When he carried his heaped plate toward that end of the bench, Katura beamed and scooted out from behind the table.
“Sit between us, why don’t you? You know Miriam because of Levi, ja?”
“Ja,” he agreed, if tersely. Did Katura know he was under the bann? Not that it mattered so much, with only family and friends. Sitting so close to Miriam, though . . . He’d enjoyed teasing her too much. He needed to be careful. Still, he slid into place, his cousin promptly sitting beside him.
Silly to be surprised, but . . . “You’ve grown,” he told her.
She laughed. “I’m seventeen, almost eighteen. Not a little girl anymore.”
No. Katura was taller than Miriam, as the women in his family tended to be, her light brown hair smoothed back beneath her kapp. She’d been a dignified child, and now held herself gracefully, her back very straight.
“Have you been baptized yet?” he asked. “I don’t remember Mamm saying.”
“No, I’m enjoying my rumspringa.” She made a face. “Not as much as some of my friends, because I love to quilt. I’ve sold, oh, at least a dozen quilts at A Stitch in Time.”
The store in town where Miriam worked.r />
“Rich, are you?” There he went again, teasing even as he thought about Miriam.

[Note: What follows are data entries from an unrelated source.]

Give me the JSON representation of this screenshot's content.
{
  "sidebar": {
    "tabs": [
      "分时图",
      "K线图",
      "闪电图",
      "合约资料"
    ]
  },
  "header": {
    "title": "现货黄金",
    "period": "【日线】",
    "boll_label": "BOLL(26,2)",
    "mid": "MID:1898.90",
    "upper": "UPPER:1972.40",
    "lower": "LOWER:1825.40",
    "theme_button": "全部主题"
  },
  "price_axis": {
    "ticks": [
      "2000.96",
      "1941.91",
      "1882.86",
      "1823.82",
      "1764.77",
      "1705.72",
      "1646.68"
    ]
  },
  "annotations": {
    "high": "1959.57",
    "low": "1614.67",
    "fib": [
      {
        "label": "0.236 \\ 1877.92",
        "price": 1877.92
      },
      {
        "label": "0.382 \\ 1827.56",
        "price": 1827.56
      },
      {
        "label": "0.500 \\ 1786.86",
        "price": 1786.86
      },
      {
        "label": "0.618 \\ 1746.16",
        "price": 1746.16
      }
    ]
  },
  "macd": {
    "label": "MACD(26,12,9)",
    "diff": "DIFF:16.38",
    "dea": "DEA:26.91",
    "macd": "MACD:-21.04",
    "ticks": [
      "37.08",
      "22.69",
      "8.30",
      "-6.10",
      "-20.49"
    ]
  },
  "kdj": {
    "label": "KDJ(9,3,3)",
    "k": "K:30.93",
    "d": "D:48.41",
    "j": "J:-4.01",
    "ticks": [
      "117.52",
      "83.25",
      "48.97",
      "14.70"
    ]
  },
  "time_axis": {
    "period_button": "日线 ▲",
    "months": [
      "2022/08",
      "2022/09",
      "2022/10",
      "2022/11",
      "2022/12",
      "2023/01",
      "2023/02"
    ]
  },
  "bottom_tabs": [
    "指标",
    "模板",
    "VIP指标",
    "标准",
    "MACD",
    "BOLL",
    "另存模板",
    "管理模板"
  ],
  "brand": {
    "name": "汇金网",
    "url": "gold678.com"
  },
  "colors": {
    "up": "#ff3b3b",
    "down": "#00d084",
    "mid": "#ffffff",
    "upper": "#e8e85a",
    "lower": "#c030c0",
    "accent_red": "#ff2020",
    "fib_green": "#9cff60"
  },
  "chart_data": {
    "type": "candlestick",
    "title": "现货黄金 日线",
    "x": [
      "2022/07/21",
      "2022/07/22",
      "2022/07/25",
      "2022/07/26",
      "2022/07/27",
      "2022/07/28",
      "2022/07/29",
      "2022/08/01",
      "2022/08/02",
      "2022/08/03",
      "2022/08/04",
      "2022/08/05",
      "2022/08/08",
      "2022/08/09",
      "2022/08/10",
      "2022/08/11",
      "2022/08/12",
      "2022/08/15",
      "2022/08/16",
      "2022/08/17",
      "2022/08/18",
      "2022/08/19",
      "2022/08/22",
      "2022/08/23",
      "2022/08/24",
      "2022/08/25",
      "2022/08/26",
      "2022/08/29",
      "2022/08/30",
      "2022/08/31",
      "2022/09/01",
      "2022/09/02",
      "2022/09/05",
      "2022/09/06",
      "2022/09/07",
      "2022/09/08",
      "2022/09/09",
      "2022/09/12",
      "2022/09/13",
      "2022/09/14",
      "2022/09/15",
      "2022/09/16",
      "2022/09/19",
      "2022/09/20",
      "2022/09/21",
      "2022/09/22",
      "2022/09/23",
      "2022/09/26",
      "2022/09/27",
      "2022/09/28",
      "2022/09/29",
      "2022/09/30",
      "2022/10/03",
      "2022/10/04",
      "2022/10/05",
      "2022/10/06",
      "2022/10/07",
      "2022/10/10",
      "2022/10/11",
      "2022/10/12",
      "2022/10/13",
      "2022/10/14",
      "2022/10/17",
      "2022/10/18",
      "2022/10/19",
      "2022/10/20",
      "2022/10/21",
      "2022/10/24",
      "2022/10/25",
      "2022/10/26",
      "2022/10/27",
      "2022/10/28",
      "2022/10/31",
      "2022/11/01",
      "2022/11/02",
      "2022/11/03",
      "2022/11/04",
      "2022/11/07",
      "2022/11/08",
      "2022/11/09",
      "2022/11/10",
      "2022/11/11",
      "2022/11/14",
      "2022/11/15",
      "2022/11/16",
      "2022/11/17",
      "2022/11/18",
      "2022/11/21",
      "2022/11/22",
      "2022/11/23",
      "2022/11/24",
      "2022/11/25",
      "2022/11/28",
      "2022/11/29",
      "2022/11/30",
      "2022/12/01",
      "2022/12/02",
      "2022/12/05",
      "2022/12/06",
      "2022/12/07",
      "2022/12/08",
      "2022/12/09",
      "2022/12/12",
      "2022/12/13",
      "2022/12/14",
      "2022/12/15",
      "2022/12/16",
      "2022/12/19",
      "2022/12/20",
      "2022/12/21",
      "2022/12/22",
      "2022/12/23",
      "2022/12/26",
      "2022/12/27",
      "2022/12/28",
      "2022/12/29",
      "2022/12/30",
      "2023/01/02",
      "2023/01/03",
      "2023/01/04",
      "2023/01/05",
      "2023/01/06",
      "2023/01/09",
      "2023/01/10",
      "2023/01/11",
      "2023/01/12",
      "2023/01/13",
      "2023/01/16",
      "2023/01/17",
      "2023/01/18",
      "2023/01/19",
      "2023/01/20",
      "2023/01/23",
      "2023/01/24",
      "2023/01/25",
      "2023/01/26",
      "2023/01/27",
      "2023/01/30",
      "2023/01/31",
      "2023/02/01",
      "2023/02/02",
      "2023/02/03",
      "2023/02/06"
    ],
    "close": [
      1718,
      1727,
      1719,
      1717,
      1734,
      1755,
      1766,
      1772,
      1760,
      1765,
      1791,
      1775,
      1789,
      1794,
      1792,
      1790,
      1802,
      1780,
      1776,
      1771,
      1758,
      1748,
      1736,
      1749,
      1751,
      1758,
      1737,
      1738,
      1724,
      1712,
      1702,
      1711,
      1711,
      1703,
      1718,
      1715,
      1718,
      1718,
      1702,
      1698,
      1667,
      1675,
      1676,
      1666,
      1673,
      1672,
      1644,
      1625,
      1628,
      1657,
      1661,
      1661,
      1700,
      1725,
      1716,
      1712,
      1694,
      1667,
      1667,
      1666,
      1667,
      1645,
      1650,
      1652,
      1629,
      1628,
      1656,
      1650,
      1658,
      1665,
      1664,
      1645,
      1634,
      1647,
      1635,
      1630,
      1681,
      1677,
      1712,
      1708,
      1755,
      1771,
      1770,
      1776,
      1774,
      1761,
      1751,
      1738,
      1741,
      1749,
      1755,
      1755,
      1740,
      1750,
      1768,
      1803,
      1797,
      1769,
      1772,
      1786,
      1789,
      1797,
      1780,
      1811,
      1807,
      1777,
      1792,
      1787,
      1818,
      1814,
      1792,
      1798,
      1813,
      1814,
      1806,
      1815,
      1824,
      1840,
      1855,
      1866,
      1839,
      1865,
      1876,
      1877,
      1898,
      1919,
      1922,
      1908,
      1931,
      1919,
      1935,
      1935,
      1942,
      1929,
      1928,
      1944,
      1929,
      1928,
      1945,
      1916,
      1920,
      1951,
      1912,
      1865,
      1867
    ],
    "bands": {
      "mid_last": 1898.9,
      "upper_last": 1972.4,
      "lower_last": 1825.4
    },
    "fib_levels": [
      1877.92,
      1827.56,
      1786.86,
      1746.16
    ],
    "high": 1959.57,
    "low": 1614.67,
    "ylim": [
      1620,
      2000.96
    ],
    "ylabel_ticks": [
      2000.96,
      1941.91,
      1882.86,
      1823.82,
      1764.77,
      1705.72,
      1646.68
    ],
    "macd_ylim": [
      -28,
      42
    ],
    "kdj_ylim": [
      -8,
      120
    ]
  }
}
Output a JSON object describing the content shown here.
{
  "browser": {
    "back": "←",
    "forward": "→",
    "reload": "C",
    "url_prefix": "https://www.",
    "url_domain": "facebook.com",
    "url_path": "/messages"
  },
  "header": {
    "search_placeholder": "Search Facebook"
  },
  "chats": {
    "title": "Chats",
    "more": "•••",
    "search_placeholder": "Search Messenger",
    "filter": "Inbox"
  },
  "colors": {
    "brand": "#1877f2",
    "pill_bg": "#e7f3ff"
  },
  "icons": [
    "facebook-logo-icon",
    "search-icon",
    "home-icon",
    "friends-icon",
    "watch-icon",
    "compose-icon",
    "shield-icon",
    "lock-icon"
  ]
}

On his other side, Miriam said, “We can sell as many quilts as Katura can make. She and her mamm both have a fine eye for color, and use such tiny stitches.”
Talking past him, his cousin said, “You know there are many as skilled as Mamm and I are. Starting with you.”
“That’s kind of you to say. I’m too busy helping customers decide on fabrics and cutting them to spend as much time as I’d like at my frame.”
He chuckled. “Good Amish women, both of you. If only you were Englischers, you’d believe deep down that your work was the finest.”
“Are you implying we’re secretly puffed up with hochmut?” Miriam asked with clear suspicion underlaid by amusement.
“Pride? You? Never!”
His cousin laughed. “The fun of quilting is seeing each other’s work. Better yet, a frolic, where we finish a quilt together.”
Miriam lowered her voice. “I’ve started piecing the top for a wedding quilt for my brother. I’m hoping once it’s ready that you and your mamm and others will join me in quilting it.”
“Your brother?” David asked. Hadn’t Luke been married for some months now?
“Ja, Elam. Do you remember him?”
“I’d almost forgotten. He was behind me in school.”
“He’s twenty-five now, twenty-six this fall.”
He nodded, picturing a tall, skinny boy who might look like Luke now. There’d been something about his smile, though, that made David think of Miriam. Elam had the same bright blue eyes as both Luke and Miriam, too.
Ach, this was the brother starting an organic farm.
Miriam became momentarily occupied persuading her now restless niece to eat more.
“Abby looks like you,” he said, nodding toward Abby.
A fleeting, odd expression on her face caught his attention, but then she made a face at him. “Because she’s small, you mean.”